Konrad Wolf, ehemaliger Ortsvorsteher aus Kau, dankte Klaus Tappeser, der ihm persönlich versichert habe, dass rechtzeitig Kontakt zu den betroffenen Landwirten aufgenommen würde, um über alles zu sprechen. Dass die Straße sein müsse, das sei allen klar, auch wenn es für viele Landwirte „eng“ würde.

„Wie sieht es mit der Luftverschmutzung aus? Die Osttrasse wird ja um einiges länger. Sind die Menschen oder die Tierchen wichtiger?“ fragte Heribert Geiger. Auch Fraktionsvorsitzender Manfred Ehrle sieht in der längeren Strecke eine Belastung für die Autofahrer und die Luftreinheit. Kaus Ortsvorsteher Joachim Wohnhas wies auf das viele Baumaterial hin, das diese längere Strecke verschlingt.

„Warum wird kein Tunnel gebaut, wie in vielen Nachbarländern?“ fragte eine Tettnangerin. Ein anderer Besucher, der nur 300 Meter entfernt von der Osttrasse wohnt, wollte wissen, was in puncto Lärmschutz angedacht ist. Thomas Maier aus Tettnang hat Bedenken, dass Straßen die Menschen trennen. Die Trasse solle eher als Brücke gebaut werden. Es gelte, Flächen zu schützen. „Auch ich weiß, dass wir eine Umfahrung brauchen“, sagte Landwirt Wolfgang Ruther. Bei der Osttrasse sind die Landwirte die Verlierer. Die Osttrasse mit ihrem Geschlängel zerstöre und zerschneide die Flächen und die Grundstücke sollen für einen „Appel und ein Ei“ verkauft werden“. Der Staat besitze seiner Meinung nach reichlich Flächen und gebe nichts davon her, von Privatleuten würde dies aber verlangt.

Es folgten Fragen zur Enteignungsgrundlage sowie ein Ausdruck großer Reue, dass vor vielen Jahren der Bau einer Bodenseeautobahn so vehement verhindert wurde. Jetzt müssten vierstreifige Bundesstraßen als Autobahnersatz „zusammengestückelt“ werden.

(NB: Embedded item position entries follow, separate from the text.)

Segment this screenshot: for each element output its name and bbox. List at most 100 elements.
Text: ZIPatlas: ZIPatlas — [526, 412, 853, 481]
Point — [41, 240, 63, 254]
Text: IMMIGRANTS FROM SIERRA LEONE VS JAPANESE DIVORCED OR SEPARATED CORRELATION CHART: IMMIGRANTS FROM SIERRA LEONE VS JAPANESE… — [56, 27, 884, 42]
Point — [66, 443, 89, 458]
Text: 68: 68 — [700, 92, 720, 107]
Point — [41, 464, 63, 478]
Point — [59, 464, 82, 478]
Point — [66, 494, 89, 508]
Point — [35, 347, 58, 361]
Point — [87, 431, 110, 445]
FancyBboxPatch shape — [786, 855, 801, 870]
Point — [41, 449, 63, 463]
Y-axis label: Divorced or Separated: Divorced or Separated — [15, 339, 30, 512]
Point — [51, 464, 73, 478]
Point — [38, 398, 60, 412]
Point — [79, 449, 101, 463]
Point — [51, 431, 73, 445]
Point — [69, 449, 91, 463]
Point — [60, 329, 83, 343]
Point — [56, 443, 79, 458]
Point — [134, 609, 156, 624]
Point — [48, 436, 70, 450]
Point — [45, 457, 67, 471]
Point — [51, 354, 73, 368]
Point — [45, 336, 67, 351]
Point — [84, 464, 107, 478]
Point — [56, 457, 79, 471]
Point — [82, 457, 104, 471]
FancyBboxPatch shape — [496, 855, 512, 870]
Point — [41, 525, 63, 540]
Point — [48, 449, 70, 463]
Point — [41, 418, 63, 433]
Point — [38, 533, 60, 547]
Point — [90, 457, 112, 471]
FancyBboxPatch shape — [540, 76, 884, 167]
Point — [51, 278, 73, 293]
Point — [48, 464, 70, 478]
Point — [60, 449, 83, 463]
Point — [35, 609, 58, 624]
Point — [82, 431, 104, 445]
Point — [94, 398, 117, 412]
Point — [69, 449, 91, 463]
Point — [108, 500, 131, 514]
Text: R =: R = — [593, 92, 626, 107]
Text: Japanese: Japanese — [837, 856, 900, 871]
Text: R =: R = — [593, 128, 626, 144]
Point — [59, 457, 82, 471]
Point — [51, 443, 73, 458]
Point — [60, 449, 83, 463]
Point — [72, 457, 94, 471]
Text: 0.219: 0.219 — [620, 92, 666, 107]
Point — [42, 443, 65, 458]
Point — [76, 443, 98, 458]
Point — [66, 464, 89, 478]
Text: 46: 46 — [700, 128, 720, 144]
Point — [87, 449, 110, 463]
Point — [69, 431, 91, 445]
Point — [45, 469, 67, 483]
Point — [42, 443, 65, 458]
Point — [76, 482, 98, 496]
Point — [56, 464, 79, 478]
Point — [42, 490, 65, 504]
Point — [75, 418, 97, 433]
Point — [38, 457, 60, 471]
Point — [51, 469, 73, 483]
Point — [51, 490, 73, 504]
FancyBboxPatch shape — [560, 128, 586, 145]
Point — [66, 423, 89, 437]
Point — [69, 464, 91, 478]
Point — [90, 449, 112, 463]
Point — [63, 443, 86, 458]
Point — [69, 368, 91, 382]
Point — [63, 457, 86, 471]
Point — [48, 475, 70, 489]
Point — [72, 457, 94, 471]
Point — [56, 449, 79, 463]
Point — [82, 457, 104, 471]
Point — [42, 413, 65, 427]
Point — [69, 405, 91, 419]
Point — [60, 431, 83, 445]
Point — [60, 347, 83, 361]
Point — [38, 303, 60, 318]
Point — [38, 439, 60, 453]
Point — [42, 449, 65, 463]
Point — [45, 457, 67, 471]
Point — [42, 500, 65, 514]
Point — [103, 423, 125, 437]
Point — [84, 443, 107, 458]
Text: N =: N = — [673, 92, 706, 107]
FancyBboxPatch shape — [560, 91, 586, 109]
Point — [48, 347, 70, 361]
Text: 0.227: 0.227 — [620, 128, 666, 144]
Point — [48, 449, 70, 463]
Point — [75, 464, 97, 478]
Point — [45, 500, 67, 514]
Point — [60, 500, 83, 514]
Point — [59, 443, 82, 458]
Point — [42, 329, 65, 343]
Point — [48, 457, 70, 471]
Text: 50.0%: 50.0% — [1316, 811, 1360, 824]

Der ehemalige Vorsitzende des CDU-Stadtverbands, Alfred Thiel, bat darum, die Abwägung Naturschutz und Westtrasse noch einmal zu prüfen und erhielt dafür Applaus und die Unterstützung von Heribert Geiger, der sich wünscht, dass eine demokratische Entscheidung getroffen wird und zwar für die Westtrasse.

„Ich bin froh, dass wir zu dem Konsens gekommen sind, eine Straße zu brauchen und das wir miteinander sprechen. Ihre Bedenken gebe ich weiter“, so Klaus Tappeser. Man sei bestrebt, bei der Planungsphase eine optimale Lösung für alle Betroffenen zu finden.